Un des théoriciens du christianisme actuel qui, il y a peu de temps encore, était très proche du fascisme par sa prédication de la « Philosophie de l'inégalité » et son explication très sérieuse de l'U.R.S.S. en tant que « satanocratie », M. Berdiaeff, a formulé toute une doctrine où il traite la société moderne du point de vue de la personnalité et met sur le même plan le fascisme et le communisme. Il considère l'« Etat total » du fascisme d'une part et la dictature du prolétariat d'autre part comme deux Léviathans équivalents auxquels l'individu vivant se trouve sacrifié. M. Berdiaeff combat en général le système des grandes organisations qui, d'après lui, absorbent la personnalité humaine ; cette dernière n'a qu'un moyen de leur échapper, c'est de pratiquer le perfectionnement personnel et de créer la communauté chrétienne.

Dans l'argumentation de M. Berdiaeff qui, à l'exception de ses conclusions, a été formulée encore par H. Spencer dans sa lutte contre le socialisme qu'il considérait comme un esclavage en marche, tout le problème se trouve posé non pas dans son fond, mais d'une façon purement formaliste.

Dans son fond, ce problème ne peut être posé qu'au point de vue du contenu de cette personnalité, de son vide ou de sa richesse intérieurs, de la variété ou de la monotonie de ses fonctions vitales, c'est-à-dire, au point de vue du contenu intérieur de la « personnalité » humaine ou de « l'ensemble des personnalités ».

Si on pose le problème de cette façon, il est clair que tout dépendra du caractère de la collectivité, de sa structure, de sa morphologie, des lois immanentes de son développement. On ne peut pas poser le problème de « l'organisation en général », et il est moins encore permis d'affirmer, comme le fait M. Berdiaeff qu'il existe une opposition de principe entre l'élément personnel, humain, d'une part, et une objectivation quelconque d'autre part ; objectivation qui, par sa nature même, « n'est ni personnelle et antihumaine ». Cette façon de penser réduit à l'absurde toute l'argumentation qui cherche à la justifier. Sa seule conclusion serait l'existence d'un homme isolé, d'un sauvage n'ayant pas de langue (car la langue ne peut exister que dans la société) et n'ayant accumulé aucune culture. Cependant encore Goethe (qui, actuellement, a été traité par Mme Ludendorff comme un maçon, un cosmopolite et l'assassin direct de Schiller tout à la fois !) se rendait compte de toute l'importance d'une union intime des hommes. Goethe écrivait à Schiller : « La nature est impossible à explorer justement parce qu'un homme seul n'est pas en état de la comprendre ; seule, l'humanité entière serait capable de le faire. Mais comme cette charmante humanité ne se présente jamais dans son ensemble, la nature réussit très bien à jouer avec nous à cache-cache ». Donc, une collectivité qui assure un maximum de conquête de la nature (par augmentation du rendement du travail), élargit l'expérience théorique et pratique des masses et leurs besoins matériels et spirituels, enrichit la vie intellectuelle et émotive, accumule de nouvelles possibilités de développement, crée et développe effectivement une personnalité intégrale. Une collectivité de ce genre est une valeur éminemment positive.

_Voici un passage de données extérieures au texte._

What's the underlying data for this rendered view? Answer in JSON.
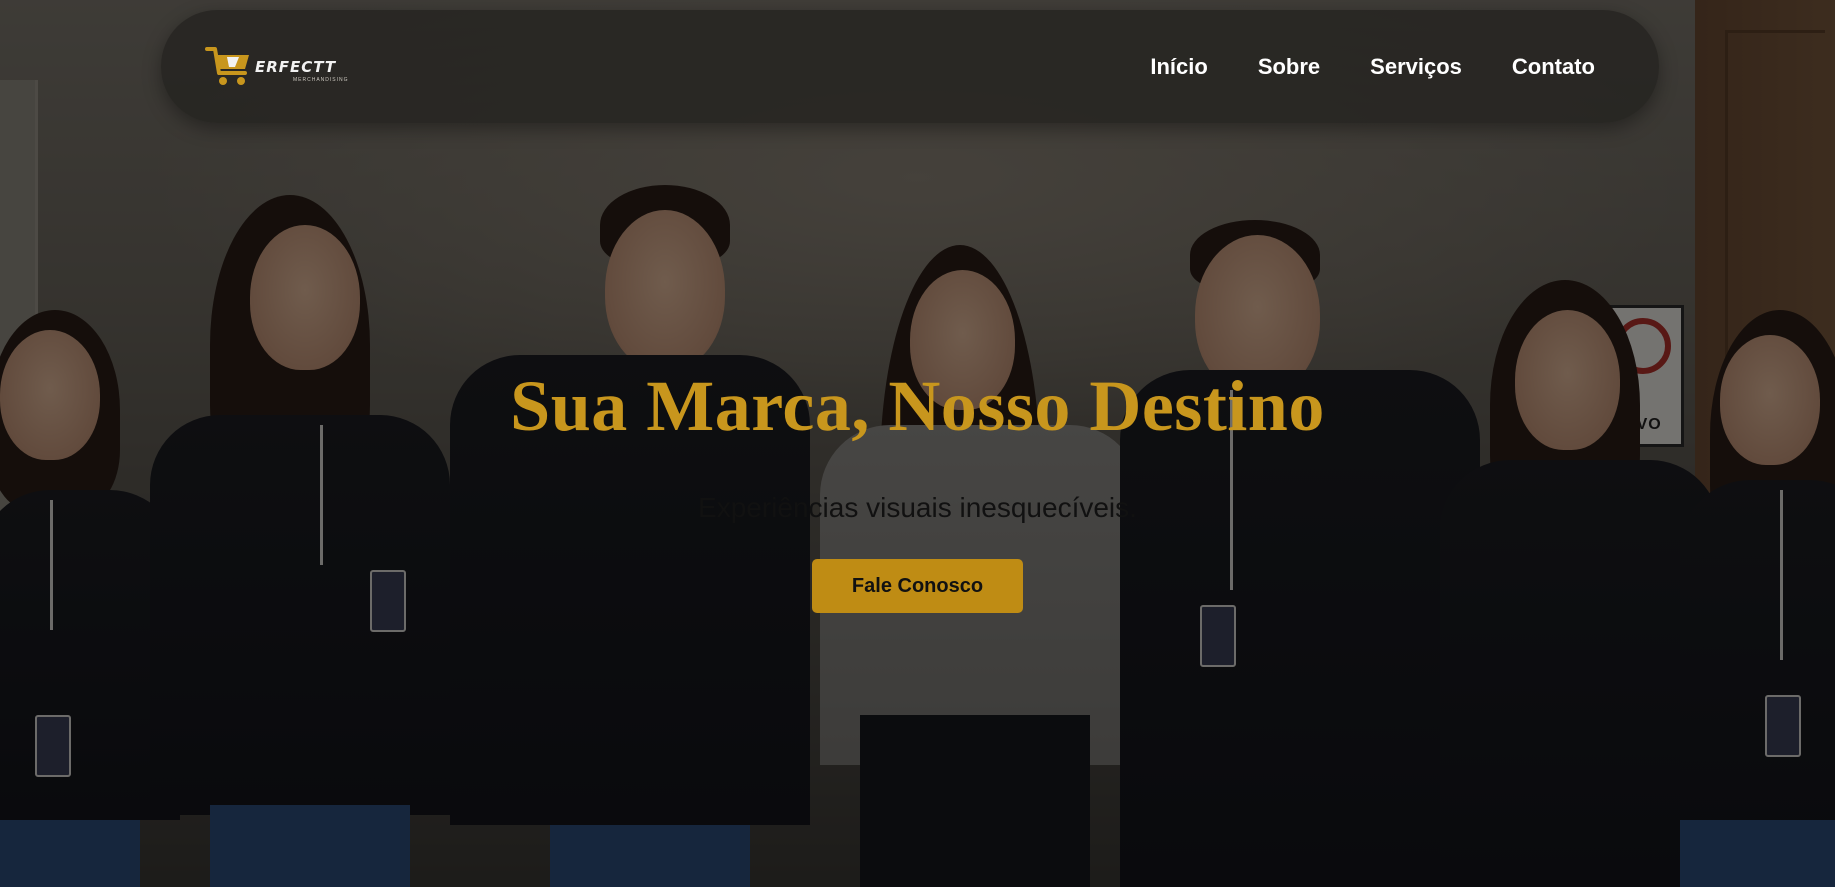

Le socialisme, non seulement ne s'oppose pas à l'épanouissement de la personnalité, mais, au contraire, constitue une prémisse obligatoire à partir d'une certaine étape du développement historique. Le développement de la personnalité, le développement de l'individualité, n'est point le développement de l'individualisme, notions où nous distinguons quelque chose qui sépare les hommes et les oppose les uns aux autres. Ce que nous voulons, c'est un humanisme socialiste.

Il est certain que la notion même de la « personnalité en général » ne devient historiquement légitime qu'autant que disparaissent les contradictions des classes sociales. Les personnalités des ennemis du prolétariat éprouvent certainement des sentiments et sentent également tout le « poids » de l'Etat prolétarien. Mais il est également certain que l'immense majorité des personnalités en U.R.S.S. progresse dans tous les domaines de la vie matérielle et spirituelle. On observe une croissance formidable de la personnalité humaine chez les paysans, dans les anciennes colonies russes de la Sibérie, de l'Asie centrale, au Caucase, à l'extrême Orient et à l'extrême Nord, etc. Toute la masse humaine est en croissance, mais non pas en tant que troupeau humain, mais comme un ensemble bien différencié, complexe et varié. Le même développement rapide et l'enrichissement de la personnalité s'observe parmi le prolétariat.

Les défenseurs du fascisme admirent leur « hiérarchie » comme une manifestation de la variété. Un des philosophes russes les plus réactionnaires : Constantin Léontieff, se plaignait jadis qu'à Saint-Pétersbourg on allait démolir toutes les maisons sordides, supprimer les blouses russes, etc.…, par là supprimer la splendeur des multiples couleurs de la vie. Mais la diversité de la vie ne se présente pas toujours de la même façon. Saint Augustin, lui aussi, disait que le mal existe pour mettre en valeur le bien. Mais le socialisme ne veut pas de cette variété et il n'accepte pas une admiration esthétique devant le mal. Le socialisme crée d'autre formes de la variété de la vie. Le régime socialiste ne connaît pas la « variété » des classes, de la misère et de la richesse, des périodes de crises et de prospérité, des multiples guerres, etc. Il crée donc la multiplicité des hommes complets. Il est utile de se rappeler à ce propos les idées du génial Fourier qui, malgré toutes ses fantaisies, a posé l'énorme problème de la variété des passions humaines, des jeux, des penchants et des attractions, des aptitudes et des talents. Nous pouvons observer l'expression éclatante de cette variété dans le mouvement stakhanoviste en U.R.S.S. et dans touts les manifestations de l'héroïsme de masses dans notre pays. Et que pouvons nous attendre de la société où le communisme sera réalisé, lorsqu'elle n'aura plus à soutenir le fardeau de la lutte contre le capitalisme et toutes ses conséquences.

Le problème de la liberté

Pour comprendre la signification réelle d'une idéologie quelconque, d'un mot d'ordre s'appliquant à un phénomène social, il est indispensable de comprendre sa valeur fonctionnelle historique et sociale. C'est le seul moyen d'éviter le verbalisme stérile et le fétichisme. Ceci s'applique tout particulièrement à la notion de la liberté, car c'est ici qu'on voit régner le plus20 le fétichisme d'une notion solidement enracinée et devenue une véritable « chose en elle-même ».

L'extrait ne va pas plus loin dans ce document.